Déclarer le prêt familial à l'administration fiscale
Si le prêt dépasse 5 000 euros, il doit être déclaré aux impôts par l’une ou l’autre des parties, l’année suivante, en même temps que la déclaration de revenus, via le formulaire Cerfa n°2062, en indiquant le taux d’intérêt. Et s’il y a des intérêts, ceux-ci doivent être déclarés par le prêteur dans sa déclaration annuelle de revenus, dans la catégorie des « revenus de capitaux mobiliers ». Toute non-déclaration est passible d’une amende de 150 euros. « De plus, s’il n’est pas déclaré, un prêt peut être requalifié en « donation déguisée » par l’administration fiscale, donnant lieu alors à des droits de donation, assortis d’intérêts de retard, voire de pénalités majorées », avertit Lydie Cousin. Si le contrat est rédigé par un notaire, c’est lui qui se charge de déclarer le prêt aux impôts.
Un nouveau dispositif pour financer un logement
La loi de finances 2025 instaure la possibilité de donner 100 000 €, sans droit à payer, à un descendant (enfant, petit-enfant et arrière-petit-enfant), pour financer l’achat d’un logement neuf ou des travaux de rénovation énergétique de la résidence principale éligibles à l’aide MaPrimeRénov’ (isolation, pompe à chaleur…) Les travaux sont à réaliser entre le 15 février 2025 et le 31 décembre 2026. L’argent donné doit être utilisé dans le sixième mois suivant le versement. Chaque donateur peut donner jusqu’à 100 000 € à un même bénéficiaire qui, lui, peut recevoir, de plusieurs donateurs, un maximum de 300 000 €. La donation peut être plus élevée si la famille bénéficie encore des autres abattements et exonérations habituels qui se reconstituent tous les 15 ans.
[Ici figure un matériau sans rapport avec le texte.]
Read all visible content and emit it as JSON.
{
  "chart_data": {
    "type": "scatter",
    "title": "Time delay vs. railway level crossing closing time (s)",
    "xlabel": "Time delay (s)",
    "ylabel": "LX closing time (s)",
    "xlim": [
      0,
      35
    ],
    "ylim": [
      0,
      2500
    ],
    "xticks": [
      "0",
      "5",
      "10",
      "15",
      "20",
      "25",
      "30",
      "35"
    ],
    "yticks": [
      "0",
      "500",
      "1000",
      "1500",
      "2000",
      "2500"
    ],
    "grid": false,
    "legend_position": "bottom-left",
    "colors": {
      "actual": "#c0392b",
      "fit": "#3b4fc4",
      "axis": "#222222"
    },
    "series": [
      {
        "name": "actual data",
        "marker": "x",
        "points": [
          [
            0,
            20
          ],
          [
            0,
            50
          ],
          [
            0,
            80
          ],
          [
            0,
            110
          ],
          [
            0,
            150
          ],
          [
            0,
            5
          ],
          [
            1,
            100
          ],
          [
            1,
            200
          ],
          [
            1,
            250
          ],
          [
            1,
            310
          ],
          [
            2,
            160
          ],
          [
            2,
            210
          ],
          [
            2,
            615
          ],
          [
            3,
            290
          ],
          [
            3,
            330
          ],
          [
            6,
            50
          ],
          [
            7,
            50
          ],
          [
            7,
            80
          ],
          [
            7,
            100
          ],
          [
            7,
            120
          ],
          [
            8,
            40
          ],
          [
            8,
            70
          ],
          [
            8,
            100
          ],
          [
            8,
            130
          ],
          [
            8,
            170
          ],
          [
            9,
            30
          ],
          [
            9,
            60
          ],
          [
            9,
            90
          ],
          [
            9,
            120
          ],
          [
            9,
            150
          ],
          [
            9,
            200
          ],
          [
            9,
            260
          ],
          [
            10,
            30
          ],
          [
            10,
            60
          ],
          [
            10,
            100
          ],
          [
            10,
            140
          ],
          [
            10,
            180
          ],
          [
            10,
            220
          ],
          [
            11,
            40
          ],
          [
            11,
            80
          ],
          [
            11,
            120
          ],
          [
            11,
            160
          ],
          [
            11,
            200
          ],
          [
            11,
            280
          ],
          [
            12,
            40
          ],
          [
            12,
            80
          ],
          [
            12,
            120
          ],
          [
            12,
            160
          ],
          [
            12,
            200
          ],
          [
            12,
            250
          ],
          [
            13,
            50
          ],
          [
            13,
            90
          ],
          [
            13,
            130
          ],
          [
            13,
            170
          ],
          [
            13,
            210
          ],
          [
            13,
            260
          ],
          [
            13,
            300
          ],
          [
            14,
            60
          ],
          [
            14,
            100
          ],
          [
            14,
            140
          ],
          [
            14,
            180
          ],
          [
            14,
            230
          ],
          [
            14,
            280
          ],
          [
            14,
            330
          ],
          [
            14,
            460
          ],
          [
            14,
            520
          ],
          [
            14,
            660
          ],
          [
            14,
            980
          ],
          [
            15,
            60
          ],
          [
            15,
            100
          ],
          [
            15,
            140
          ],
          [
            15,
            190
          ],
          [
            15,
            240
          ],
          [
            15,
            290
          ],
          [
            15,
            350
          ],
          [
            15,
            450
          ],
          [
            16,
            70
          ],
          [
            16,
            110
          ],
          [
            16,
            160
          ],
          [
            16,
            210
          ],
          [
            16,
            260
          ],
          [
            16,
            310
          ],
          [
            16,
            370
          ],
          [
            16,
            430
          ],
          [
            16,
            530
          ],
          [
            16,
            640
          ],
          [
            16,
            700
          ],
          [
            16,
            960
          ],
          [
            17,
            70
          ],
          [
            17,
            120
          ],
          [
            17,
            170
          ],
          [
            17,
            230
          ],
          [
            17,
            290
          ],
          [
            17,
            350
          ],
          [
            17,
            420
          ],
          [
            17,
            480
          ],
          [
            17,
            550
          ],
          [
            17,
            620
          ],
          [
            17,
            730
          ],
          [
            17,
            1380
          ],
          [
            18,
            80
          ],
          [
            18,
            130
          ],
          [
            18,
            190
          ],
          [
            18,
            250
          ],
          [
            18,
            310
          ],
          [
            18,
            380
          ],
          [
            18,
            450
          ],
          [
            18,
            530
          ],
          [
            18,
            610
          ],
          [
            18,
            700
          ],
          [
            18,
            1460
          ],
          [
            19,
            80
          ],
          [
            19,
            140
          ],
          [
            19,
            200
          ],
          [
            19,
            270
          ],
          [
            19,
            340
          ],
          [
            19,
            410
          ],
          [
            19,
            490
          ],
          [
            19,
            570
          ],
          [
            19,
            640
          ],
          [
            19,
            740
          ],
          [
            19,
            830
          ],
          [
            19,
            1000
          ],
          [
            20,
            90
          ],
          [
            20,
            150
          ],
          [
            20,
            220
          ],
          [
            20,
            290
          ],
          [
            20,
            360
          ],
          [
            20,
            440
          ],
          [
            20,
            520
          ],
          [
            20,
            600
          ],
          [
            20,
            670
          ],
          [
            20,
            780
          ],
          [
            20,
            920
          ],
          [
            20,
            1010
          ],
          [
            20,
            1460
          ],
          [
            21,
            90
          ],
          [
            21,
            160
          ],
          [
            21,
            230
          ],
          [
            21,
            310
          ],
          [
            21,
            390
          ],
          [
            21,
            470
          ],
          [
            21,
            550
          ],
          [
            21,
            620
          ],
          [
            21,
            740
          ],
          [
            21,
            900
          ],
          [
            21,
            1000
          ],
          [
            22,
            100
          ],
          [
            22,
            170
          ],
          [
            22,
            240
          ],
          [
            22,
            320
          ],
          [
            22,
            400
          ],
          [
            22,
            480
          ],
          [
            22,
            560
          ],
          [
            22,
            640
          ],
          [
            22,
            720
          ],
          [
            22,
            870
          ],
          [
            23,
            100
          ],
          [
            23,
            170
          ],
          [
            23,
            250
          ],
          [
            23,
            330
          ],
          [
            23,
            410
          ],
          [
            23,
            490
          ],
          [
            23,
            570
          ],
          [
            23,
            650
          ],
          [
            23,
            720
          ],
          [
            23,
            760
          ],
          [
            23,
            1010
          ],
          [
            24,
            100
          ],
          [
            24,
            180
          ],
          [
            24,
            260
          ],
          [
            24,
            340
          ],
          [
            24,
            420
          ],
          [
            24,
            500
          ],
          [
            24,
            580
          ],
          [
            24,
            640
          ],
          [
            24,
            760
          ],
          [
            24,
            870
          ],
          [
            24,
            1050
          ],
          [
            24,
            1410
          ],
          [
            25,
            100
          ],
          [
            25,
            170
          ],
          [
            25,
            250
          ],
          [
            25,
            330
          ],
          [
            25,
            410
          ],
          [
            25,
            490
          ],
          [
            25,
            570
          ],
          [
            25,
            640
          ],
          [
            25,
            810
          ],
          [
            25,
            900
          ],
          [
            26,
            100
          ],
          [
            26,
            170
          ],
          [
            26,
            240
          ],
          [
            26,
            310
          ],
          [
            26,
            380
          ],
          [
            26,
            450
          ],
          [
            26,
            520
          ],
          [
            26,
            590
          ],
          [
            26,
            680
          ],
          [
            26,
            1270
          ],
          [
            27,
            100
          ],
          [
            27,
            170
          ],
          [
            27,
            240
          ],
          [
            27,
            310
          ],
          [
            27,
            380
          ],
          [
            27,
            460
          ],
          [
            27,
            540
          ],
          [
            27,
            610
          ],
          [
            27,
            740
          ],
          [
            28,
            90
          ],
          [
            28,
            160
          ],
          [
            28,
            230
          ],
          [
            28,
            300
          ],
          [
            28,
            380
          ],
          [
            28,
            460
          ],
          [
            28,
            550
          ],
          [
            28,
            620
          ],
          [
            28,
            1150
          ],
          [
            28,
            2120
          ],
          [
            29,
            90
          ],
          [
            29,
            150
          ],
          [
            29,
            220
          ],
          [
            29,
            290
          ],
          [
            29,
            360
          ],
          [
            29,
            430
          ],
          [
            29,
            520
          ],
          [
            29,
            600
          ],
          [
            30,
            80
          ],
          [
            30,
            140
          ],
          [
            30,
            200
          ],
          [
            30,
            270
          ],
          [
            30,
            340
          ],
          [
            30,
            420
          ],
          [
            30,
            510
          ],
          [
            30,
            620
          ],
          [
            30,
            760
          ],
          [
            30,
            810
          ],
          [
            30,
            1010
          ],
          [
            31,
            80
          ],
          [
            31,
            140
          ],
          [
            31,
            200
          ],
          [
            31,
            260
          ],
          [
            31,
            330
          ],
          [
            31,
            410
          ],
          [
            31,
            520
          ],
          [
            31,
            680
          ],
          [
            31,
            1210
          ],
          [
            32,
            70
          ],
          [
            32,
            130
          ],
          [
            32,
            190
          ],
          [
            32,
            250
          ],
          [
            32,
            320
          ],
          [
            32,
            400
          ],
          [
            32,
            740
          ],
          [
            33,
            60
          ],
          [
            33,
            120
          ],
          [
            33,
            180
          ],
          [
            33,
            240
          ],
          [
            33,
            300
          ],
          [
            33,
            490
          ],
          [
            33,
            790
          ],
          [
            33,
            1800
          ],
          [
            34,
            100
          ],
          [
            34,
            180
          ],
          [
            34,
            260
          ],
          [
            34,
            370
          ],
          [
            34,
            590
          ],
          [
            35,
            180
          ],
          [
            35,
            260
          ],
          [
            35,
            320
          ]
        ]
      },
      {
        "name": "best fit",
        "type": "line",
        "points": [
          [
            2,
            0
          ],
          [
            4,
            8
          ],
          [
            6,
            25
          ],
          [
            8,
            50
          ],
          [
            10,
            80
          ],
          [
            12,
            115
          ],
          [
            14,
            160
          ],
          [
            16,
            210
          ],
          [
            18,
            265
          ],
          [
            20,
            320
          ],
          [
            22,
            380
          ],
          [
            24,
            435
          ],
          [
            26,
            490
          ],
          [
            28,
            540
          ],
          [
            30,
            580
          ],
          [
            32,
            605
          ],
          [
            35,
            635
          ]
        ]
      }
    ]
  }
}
Ne pas négliger les dons manuels
Une autre possibilité pour aider un jeune est le don manuel, qui peut se faire avec ou sans l’intervention d’un notaire. De parent à enfant, une donation jusqu’à 100 000 € par parent est possible sans droit de donation tous les 15 ans. Si la donation se fait de grand-parent à enfant, elle peut atteindre 31 865 € sans droit de donation tous les 15 ans. Si la donation se fait en ligne collatérale (d’oncle/tante à neveu/nièce…), elle peut atteindre 7 967 € tous les 15 ans sans droit de donation. En plus de ces abattements, un don familial d’argent jusqu’à 31 865 € peut être exonéré de droits tous les 15 ans, si le donateur a moins de 80 ans et le donataire plus de 18 ans, indépendamment du lien de parenté. Un don manuel doit être déclaré dans le mois qui suit via l’imprimé fiscal Cerfa n° 2735 ou en ligne sur le site du service public. Comme pour un prêt, un don peut ensuite être réintégré à la succession dans le cadre d’une donation-partage.